Chapitre 1 Histoire 1-1 Une leçon de séduction très particulière

Mon éditeur m’avait commandé un recueil de huit nouvelles et j’en avais écrit sept, mais pour la huitième, je restai désespérément en panne. J’attendais l’inspiration, et ne dis rien à l’éditeur. J’avais bien un plan, mais il ne concernait pas du tout ma nouvelle, mais bien plutôt Céline, la directrice éditoriale, dont je rêvais de lui faire abandonner la position verticale, qu’elle s’obstinait à conserver devant moi, pour celle, beaucoup moins intimidante, pour moi, de l’horizontale.

Le délai de livraison approchant, elle ne manquerait pas de m’appeler, pour se livrer à son chantage habituel. En plus d’être la plus belle femme du monde, elle sortait de l’École Normale et était l’éminence grise des Éditions du Bouquin

« Où en êtes-vous, Quentin ? Nous vous attendons. Si rien ne vient, nous allons être obligés de programmer autre chose, et votre projet sera repoussé d’un an, ou même plus. Nous avons d’autres très bons textes sous le coude. La rentrée littéraire s’annonce extrêmement fructueuse, avec une pléiade de jeunes auteurs aux dents tellement longues qu’elles rayent le plancher. »

C’était ça, Céline !

D’emblée, la discussion était mise sur un terrain que je comprenais : celui du chantage. Mais, pour moi, le fait d’avoir à ce point les pieds sur Terre et de ne pas se payer d’illusions ne faisait qu’ajouter à son charme. Si elle n’était pas un ange, je le serais encore moins. À cynique, cynique et demi.

Et je venais d’acheter une voiture à tempérament – une faiblesse, une Jaguar neuve – et je ne voyais pas comment j’allais pouvoir payer les prochaines mensualités si mon recueil restait en plan.

« J’ai un scénario », mentis-je. « Je dois le laisser mûrir un peu. Mieux vaut un bon texte, qui arrive un peu en retard, qu’un mauvais, qui arrive à l’heure. »

C’était une réplique un peu « bateau », déjà cent fois entendue, mais je n’avais rien d’autre à proposer. Un peu mince, face à la pléiade de jeunes auteurs aux dents longues !

« On peut savoir ce que c’est ? »

Là, j’eus une inspiration qui, pour être géniale, n’en était pas moins préméditée depuis longtemps.

« Pas par téléphone », dis-je. « C’est très confidentiel. Si jamais des confrères écoutaient, et me piquaient l’idée ! »

Ce n’était pas de la paranoïa, j’avais raison de me méfier.
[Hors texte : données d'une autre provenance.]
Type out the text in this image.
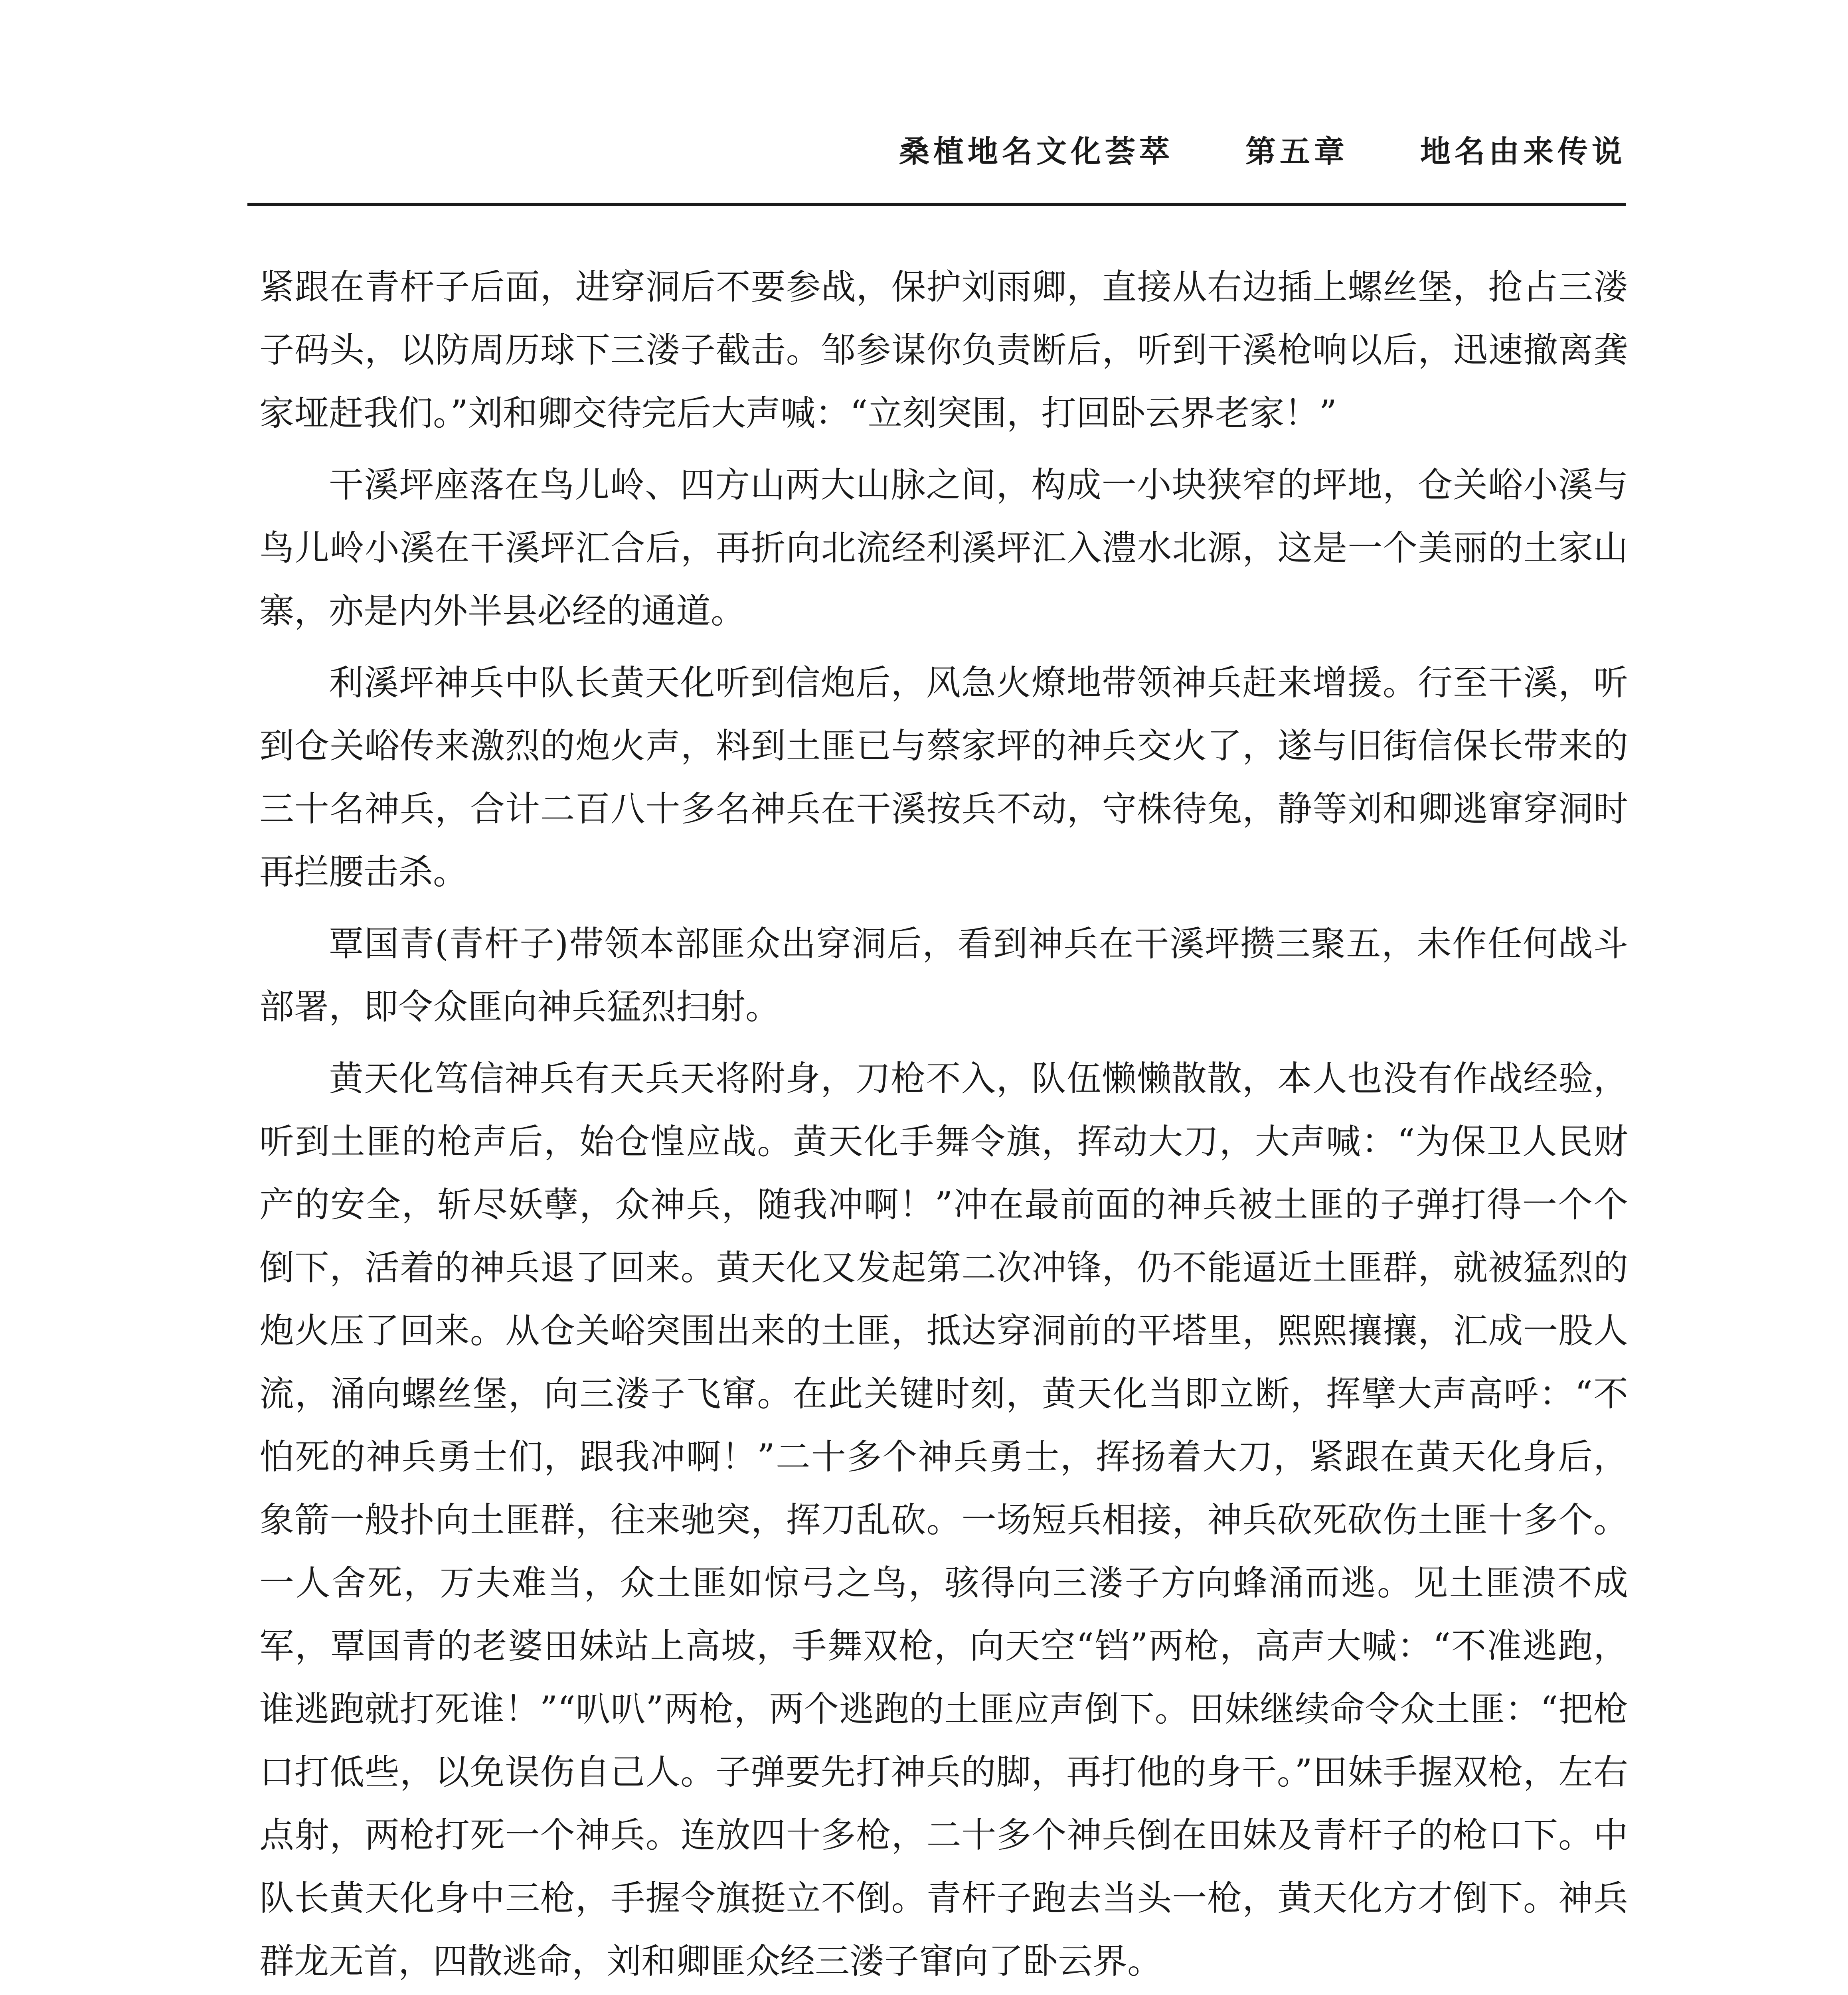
桑植地名文化荟萃 第五章 地名由来传说

紧跟在青杆子后面，进穿洞后不要参战，保护刘雨卿，直接从右边插上螺丝堡，抢占三溇子码头，以防周历球下三溇子截击。邹参谋你负责断后，听到干溪枪响以后，迅速撤离龚家垭赶我们。”刘和卿交待完后大声喊：“立刻突围，打回卧云界老家！”

干溪坪座落在鸟儿岭、四方山两大山脉之间，构成一小块狭窄的坪地，仓关峪小溪与鸟儿岭小溪在干溪坪汇合后，再折向北流经利溪坪汇入澧水北源，这是一个美丽的土家山寨，亦是内外半县必经的通道。

利溪坪神兵中队长黄天化听到信炮后，风急火燎地带领神兵赶来增援。行至干溪，听到仓关峪传来激烈的炮火声，料到土匪已与蔡家坪的神兵交火了，遂与旧街信保长带来的三十名神兵，合计二百八十多名神兵在干溪按兵不动，守株待兔，静等刘和卿逃窜穿洞时再拦腰击杀。

覃国青(青杆子)带领本部匪众出穿洞后，看到神兵在干溪坪攒三聚五，未作任何战斗部署，即令众匪向神兵猛烈扫射。

黄天化笃信神兵有天兵天将附身，刀枪不入，队伍懒懒散散，本人也没有作战经验，听到土匪的枪声后，始仓惶应战。黄天化手舞令旗，挥动大刀，大声喊：“为保卫人民财产的安全，斩尽妖孽，众神兵，随我冲啊！”冲在最前面的神兵被土匪的子弹打得一个个倒下，活着的神兵退了回来。黄天化又发起第二次冲锋，仍不能逼近土匪群，就被猛烈的炮火压了回来。从仓关峪突围出来的土匪，抵达穿洞前的平塔里，熙熙攘攘，汇成一股人流，涌向螺丝堡，向三溇子飞窜。在此关键时刻，黄天化当即立断，挥擘大声高呼：“不怕死的神兵勇士们，跟我冲啊！”二十多个神兵勇士，挥扬着大刀，紧跟在黄天化身后，象箭一般扑向土匪群，往来驰突，挥刀乱砍。一场短兵相接，神兵砍死砍伤土匪十多个。一人舍死，万夫难当，众土匪如惊弓之鸟，骇得向三溇子方向蜂涌而逃。见土匪溃不成军，覃国青的老婆田妹站上高坡，手舞双枪，向天空“铛”两枪，高声大喊：“不准逃跑，谁逃跑就打死谁！”“叭叭”两枪，两个逃跑的土匪应声倒下。田妹继续命令众土匪：“把枪口打低些，以免误伤自己人。子弹要先打神兵的脚，再打他的身干。”田妹手握双枪，左右点射，两枪打死一个神兵。连放四十多枪，二十多个神兵倒在田妹及青杆子的枪口下。中队长黄天化身中三枪，手握令旗挺立不倒。青杆子跑去当头一枪，黄天化方才倒下。神兵群龙无首，四散逃命，刘和卿匪众经三溇子窜向了卧云界。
Dans le milieu de la littérature, la jalousie entre les auteurs fait des ravages. L’hypocrisie, aussi ; il suffit de remarquer à quel point, dans les salons du livre, les auteurs se font des sourires mais préféreraient se faire pendre plutôt que d’acheter le livre d’un confrère.

« Les sept nouvelles que j’ai reçues sont bonnes, » eut-elle la bonté d’ajouter. « Mais c’est insuffisant pour faire un livre. Il nous en faut une huitième, aussi longue et percutante ! Et fissa ! »

« Je pourrais vous exposer mon scénario de vive voix. Au restaurant, pour changer. Qu’en dites-vous ? »

Elle hésita, puis finit par dire « oui. »

Céline avait donc enfin accepté mon invitation à dîner. Celle-ci était ambiguë car balançant entre le dîner d’affaires et le rendez-vous galant. Céline, trente-cinq ans, au sommet de la maturité professionnelle (et sexuelle), était trop avertie des mœurs parisiennes pour l’ignorer. Quant à moi, même âge, publiciste et écrivain, j’avais publié déjà avec succès quatre romans chez cet éditeur.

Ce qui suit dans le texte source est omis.